Bedwetting among children below the age of 6 is considered normal, but beyond that it causes considerable embarrassment and problems in both the child and the parents. From a medical point of view, nocturnal enuresis – the medical term for bedwetting- is not an issue unless the child is above the age of 7. Unless there is no medical, psychological and emotional reason for bedwetting in school children, there is nothing to worry; children outgrow bedwetting with time, so parents need to have patience. However, most children get embarrassed or are shamed by parents making the issue worse.

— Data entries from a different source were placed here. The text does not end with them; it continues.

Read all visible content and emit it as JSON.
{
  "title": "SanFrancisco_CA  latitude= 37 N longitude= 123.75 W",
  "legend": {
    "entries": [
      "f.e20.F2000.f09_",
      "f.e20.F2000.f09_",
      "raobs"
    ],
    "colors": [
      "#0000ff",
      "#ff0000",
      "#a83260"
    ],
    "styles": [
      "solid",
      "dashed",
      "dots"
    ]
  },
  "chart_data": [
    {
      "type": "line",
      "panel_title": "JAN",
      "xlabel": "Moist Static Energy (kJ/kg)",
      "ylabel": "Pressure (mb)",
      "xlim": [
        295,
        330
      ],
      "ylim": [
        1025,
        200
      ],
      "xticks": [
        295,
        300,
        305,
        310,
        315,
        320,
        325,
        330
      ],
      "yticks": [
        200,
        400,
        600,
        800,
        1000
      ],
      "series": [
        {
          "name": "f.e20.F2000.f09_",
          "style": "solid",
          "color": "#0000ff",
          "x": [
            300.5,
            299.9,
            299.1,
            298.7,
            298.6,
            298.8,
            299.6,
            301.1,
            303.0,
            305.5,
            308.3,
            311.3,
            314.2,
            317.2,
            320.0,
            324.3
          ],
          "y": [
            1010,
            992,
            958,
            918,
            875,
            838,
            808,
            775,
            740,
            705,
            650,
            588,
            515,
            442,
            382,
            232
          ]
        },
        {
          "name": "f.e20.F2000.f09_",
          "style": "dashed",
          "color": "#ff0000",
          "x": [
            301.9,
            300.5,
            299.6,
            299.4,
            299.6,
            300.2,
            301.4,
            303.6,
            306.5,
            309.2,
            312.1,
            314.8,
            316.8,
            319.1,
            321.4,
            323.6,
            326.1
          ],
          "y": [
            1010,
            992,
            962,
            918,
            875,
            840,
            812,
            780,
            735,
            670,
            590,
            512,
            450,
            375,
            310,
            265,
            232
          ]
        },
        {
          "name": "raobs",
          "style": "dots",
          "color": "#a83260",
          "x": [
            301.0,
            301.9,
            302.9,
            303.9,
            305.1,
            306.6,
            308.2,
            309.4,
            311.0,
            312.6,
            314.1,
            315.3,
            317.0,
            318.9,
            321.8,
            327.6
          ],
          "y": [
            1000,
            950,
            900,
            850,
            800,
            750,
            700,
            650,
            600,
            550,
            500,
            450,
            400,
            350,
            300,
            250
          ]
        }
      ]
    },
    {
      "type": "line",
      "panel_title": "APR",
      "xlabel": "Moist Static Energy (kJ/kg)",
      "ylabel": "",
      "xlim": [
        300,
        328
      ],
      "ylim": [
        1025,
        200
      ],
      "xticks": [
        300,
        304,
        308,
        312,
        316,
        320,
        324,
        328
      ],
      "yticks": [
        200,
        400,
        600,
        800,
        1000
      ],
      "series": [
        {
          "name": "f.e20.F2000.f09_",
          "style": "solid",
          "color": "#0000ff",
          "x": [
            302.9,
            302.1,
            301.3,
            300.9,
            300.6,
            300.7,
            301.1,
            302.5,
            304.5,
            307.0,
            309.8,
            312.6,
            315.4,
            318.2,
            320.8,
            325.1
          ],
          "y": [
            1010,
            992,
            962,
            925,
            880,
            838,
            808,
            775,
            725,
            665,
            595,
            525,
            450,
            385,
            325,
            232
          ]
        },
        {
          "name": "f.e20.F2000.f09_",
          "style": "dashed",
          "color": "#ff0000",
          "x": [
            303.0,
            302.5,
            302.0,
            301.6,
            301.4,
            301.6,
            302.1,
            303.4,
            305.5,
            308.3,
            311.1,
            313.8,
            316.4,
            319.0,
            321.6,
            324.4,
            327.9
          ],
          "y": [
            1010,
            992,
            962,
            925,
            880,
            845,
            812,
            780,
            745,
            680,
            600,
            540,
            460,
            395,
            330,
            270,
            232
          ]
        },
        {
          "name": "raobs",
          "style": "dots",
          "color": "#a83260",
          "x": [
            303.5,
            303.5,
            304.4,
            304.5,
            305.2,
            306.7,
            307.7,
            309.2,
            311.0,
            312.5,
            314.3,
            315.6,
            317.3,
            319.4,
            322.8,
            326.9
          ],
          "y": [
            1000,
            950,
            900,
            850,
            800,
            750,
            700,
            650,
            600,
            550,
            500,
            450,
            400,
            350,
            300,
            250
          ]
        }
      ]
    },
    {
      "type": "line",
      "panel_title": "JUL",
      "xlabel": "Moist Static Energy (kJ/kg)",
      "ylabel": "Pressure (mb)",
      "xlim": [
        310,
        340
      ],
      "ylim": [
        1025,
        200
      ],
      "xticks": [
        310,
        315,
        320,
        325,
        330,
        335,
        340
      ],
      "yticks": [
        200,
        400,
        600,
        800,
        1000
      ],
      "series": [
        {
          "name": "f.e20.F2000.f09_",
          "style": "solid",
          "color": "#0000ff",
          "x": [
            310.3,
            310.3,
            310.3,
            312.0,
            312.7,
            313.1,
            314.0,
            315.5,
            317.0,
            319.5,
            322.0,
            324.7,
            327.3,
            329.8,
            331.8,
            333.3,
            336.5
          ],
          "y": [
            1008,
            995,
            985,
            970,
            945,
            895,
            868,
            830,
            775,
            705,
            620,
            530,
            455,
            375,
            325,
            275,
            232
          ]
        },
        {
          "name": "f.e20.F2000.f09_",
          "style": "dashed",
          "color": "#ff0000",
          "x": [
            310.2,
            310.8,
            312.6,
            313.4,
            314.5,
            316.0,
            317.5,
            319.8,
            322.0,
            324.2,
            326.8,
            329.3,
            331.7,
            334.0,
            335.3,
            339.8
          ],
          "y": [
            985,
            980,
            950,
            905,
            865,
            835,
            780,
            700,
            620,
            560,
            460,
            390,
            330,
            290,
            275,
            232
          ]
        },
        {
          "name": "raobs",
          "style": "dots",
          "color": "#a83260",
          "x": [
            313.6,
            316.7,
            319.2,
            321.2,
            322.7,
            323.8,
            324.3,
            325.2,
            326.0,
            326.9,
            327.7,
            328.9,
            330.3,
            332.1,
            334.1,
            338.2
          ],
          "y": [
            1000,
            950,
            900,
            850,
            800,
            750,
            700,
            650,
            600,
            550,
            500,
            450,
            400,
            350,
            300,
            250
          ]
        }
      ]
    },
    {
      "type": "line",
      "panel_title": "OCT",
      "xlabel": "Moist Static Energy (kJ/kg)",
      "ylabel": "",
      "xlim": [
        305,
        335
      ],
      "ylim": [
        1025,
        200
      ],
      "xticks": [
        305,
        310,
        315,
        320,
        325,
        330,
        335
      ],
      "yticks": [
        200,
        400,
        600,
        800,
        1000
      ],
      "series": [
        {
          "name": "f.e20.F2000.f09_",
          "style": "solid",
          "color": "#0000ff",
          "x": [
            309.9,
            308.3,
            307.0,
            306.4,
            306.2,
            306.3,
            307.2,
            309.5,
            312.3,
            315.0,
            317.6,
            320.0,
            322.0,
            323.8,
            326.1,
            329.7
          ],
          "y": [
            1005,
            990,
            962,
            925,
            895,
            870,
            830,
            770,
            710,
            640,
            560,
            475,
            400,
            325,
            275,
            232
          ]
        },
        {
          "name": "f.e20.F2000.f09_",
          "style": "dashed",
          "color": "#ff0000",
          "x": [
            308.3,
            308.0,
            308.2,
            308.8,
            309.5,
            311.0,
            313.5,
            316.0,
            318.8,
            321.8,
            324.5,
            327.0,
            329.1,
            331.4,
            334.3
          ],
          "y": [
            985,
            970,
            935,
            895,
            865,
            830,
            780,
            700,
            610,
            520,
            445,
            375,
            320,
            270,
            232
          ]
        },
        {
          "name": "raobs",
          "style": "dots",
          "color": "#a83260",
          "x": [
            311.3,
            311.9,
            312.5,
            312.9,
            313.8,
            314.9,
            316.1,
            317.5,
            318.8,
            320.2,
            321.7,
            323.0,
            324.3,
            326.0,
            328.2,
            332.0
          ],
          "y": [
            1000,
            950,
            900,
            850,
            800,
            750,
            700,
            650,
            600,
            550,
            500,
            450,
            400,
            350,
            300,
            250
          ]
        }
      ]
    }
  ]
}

It needs to be understood that bedwetting is not a sign of laziness; it is just the lack of required control over the body. In adults, when the bladder is full, the brain sends the signal to empty it out, and adults can sense it. Sometimes, when the kids are in deep sleep, they may not be able to wake up themselves to pee, and release the urine in the bed itself.

Causes:

Common causes of bedwetting in school age children are:

bed wetting

Do not play the blame game

  • Genetics: If you or your mate have had a bedwetting history.
  • Constipation: Hard stool could exert pressure on the bladder, causing the urine to leak.
  • Physiology: Their bodies have not developed with the age and they are unable to wake up at night when they need to pee.
  • Less Bathroom Breaks: The world has become so busy that sometimes kid are not allowed to pee when the urge strikes – like in the classroom, during TV time and playing.

How To Help:

Bedwetting is the last straw of toilet training. Parents should understand that this is normal and try to help the children in a positive way. Some tips:

  • Never Reprimand: Do not brand your child as lazy, and make him feel ashamed. Instead, talk to him about it and let him know that he will grow out of it.
  • Limit Fluid Intake In Night: Follow the 40-40-20 rule – make your child have the most liquids before lunch and evening, and limit the same after the sun sets. However, ensure that your child stays hydrated.
  • Frequent Bathroom Breaks: If your child is busy playing the video game or is on the I-pad, it is very likely that he will curb the urge to pee. Remind your child to use the toilet every two hours.
  • Ensure Bathroom Trip Before Lights Off: Before it is bedtime and your child is all set to sleep, ensure he takes one last trip to the bathroom.
  • Rewards: You could create an incentive chart to encourage the child – for every night he stays dry.
  • Moisture Alarm: Consider buying a moisture alarm, it will wake your child (and you) when there is a little leak in the pajamas.
  • Leave A Small Light On: Children can be scared to go to the bathroom if the room is not well light and may stick to the bed. Make sure you leave a small light on to guide your child to the bathroom.

TIPS:

  • Invest in a waterproof mattress.
  • You could also put plastic sheets on the mattress and a towel on the bed sheet.
  • Make your child wear thick underpants.
  • Ensure your child has a lot of fibre in his diet.

You could use medicines and seek medical help if your child is over seven, and consult a paediatrician. Whatever your way of dealing with bedwetting, never blame your child or hurt his self esteem.